Dr Gagandeep Kang said vaccines will be 50-70% efficient, which may mean that one-third to one-half of potential infections will not be prevented.


Sneha Mordani

Dr Gagandeep Kang, one of India’s most eminent medical scientists who played a critical role in the development of the indigenous rotavirus vaccine, the first Indian woman to be elected Fellow of the Royal Society (FRS) spoke to CNN-News18 on Thursday about India's hunt for a vaccine against COVID-19. She said that even if vaccines have an efficacy of 50 to 70%, one third to one-half of potential infections will not be prevented.

What is your take on the prioritisation strategy of the government? What sort of clarity should be there?

I do not think there are any perfect solutions to prioritisation. Accepting that, the first step is to lay down the principles by which prioritisation can be done. Once the principles are laid down, we can then begin to become more granular about which groups will be addressed first and on what basis and in which phase.

There are talks that India Inc may strike a deal with vaccine manufacturers to get the doses for their workers so that economic activity can pick up pace. What is your opinion on this?

I think it is important to understand that the vaccine is not going to be a perfect solution. Vaccines will be 50-70% efficient, which means that one-third to one-half of potential infections will not be prevented. Where India Inc is going is a three-way arrangement between the government, India Inc and manufacturers, but I do hope that such an arrangement is transparent and well-justified by the impact of the vaccine.

The Serum Institute says Rs 80,000 crore is required for procurement and distribution, the government of India disagrees, what is your position regarding the costs involved?

So, Rs 80,000 crore is about Rs 600-650 per person in the country, which does not seem unreasonable for getting two doses of vaccines for each.

Who should be vaccinated first and why?

People whose jobs put them at the highest risk of exposure to infected people should receive vaccines first. So, really healthcare workers first, and then by decreasing levels of risk.

The government has spoken about possible emergency authorisation of the vaccine. What is your view?
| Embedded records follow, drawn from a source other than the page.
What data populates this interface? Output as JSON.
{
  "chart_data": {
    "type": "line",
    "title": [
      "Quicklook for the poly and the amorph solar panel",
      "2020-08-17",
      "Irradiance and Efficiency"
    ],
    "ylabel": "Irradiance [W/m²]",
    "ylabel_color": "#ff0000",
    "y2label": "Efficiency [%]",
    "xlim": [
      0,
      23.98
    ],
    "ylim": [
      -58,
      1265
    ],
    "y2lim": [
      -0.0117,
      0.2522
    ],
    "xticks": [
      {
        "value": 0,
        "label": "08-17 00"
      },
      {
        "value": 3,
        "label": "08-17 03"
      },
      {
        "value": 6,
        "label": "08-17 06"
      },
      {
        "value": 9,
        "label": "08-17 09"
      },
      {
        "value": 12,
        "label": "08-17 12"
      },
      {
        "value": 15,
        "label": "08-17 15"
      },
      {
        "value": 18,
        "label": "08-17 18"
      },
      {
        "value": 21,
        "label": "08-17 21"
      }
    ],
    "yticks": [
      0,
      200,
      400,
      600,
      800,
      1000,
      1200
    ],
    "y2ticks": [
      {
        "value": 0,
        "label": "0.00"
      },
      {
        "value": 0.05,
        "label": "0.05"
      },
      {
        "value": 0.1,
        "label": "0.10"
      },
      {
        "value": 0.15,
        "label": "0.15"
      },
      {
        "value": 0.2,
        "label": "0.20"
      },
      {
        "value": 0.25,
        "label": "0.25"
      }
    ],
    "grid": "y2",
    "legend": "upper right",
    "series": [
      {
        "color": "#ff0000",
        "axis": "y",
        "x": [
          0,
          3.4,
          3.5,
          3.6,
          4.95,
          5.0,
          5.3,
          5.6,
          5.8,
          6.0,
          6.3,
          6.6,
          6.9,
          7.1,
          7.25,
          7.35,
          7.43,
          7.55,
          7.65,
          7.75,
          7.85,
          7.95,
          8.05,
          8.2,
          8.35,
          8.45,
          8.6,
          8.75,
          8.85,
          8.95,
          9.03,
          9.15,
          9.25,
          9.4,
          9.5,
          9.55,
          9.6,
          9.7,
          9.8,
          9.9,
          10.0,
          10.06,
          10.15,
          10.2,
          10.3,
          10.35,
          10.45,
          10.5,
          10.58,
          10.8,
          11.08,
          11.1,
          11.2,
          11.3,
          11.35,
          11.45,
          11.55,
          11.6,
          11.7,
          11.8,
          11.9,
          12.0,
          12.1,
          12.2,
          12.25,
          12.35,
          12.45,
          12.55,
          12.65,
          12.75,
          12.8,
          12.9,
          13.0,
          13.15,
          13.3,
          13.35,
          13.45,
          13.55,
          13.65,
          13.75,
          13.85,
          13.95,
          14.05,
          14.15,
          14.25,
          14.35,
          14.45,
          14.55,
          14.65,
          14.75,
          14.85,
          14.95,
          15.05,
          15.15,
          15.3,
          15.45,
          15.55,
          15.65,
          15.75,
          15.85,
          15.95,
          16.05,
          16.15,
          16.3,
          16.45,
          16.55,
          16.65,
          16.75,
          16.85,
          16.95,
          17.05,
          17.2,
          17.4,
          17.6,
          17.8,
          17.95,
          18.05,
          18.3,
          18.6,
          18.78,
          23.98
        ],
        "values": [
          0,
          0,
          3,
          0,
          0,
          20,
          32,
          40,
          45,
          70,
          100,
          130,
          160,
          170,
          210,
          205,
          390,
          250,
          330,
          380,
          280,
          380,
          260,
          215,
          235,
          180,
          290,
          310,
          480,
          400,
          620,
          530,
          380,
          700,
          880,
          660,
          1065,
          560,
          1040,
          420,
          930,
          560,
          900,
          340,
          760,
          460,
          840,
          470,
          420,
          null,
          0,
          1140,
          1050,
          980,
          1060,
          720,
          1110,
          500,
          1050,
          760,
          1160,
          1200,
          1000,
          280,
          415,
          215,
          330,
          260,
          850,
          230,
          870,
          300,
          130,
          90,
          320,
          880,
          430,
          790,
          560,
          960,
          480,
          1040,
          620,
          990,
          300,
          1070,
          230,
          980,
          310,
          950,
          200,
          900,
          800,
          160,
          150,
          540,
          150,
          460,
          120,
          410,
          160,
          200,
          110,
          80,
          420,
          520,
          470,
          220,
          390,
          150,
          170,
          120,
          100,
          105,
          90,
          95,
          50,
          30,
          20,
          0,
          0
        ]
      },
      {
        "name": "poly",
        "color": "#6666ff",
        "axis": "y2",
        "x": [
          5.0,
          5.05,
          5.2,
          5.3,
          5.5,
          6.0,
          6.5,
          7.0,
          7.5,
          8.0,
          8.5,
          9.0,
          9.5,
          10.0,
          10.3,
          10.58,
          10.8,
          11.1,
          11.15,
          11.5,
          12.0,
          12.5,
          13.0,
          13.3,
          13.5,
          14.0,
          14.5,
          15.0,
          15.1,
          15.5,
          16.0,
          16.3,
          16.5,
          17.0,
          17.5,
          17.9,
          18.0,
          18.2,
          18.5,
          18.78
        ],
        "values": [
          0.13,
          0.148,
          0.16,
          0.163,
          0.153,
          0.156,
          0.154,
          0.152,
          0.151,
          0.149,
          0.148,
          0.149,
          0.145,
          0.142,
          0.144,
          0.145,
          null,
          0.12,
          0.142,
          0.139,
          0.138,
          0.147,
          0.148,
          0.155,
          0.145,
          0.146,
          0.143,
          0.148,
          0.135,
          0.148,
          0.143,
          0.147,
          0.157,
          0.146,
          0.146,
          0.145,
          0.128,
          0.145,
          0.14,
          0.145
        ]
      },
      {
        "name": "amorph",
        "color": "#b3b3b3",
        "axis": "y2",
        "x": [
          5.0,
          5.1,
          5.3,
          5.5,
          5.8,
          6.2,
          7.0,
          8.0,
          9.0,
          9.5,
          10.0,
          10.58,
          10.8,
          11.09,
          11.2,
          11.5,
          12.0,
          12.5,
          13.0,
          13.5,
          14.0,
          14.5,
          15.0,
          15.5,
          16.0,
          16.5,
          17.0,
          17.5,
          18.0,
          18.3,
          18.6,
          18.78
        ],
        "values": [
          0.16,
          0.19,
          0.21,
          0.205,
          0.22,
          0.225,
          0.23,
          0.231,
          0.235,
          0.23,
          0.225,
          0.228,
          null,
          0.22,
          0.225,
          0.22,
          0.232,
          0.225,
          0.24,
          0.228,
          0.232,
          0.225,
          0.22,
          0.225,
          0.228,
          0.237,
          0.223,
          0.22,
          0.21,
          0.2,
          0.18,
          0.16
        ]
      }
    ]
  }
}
I think any vaccine should generate adequate safety and clinical efficacy data before wider use. We should not rely on immunogenicity data alone, unless there is clinical efficacy generated elsewhere.

What is your take on India ruling out human challenge trials?

India should do human challenge studies, but not at this time for SARS-CoV2. We have no experience in India with human challenge. We should build that experience, learn more about SARS-CoV2 and hopefully have a reasonably reliable treatment, before we think about a SARS-CoV2.

The government says by July 2021, 25 crore people would be vaccinated. Are we not running late?

I hope that happens, but I am not clear about how the supply and delivery will happen that quickly by July 2021.

Which indigenous vaccine is the front runner in India?

I think the Astra Zeneca vaccine will have interim results in the overseas, and then in India. So, if everything goes well, it will be a package for licensure.

Besides, ZyCoV-D and Covaxin will do Phase 3 studies in India and a lot will depend on how quickly they can recruit and how common the infection is in India at the time, which will determine how quickly we can have results from these studies.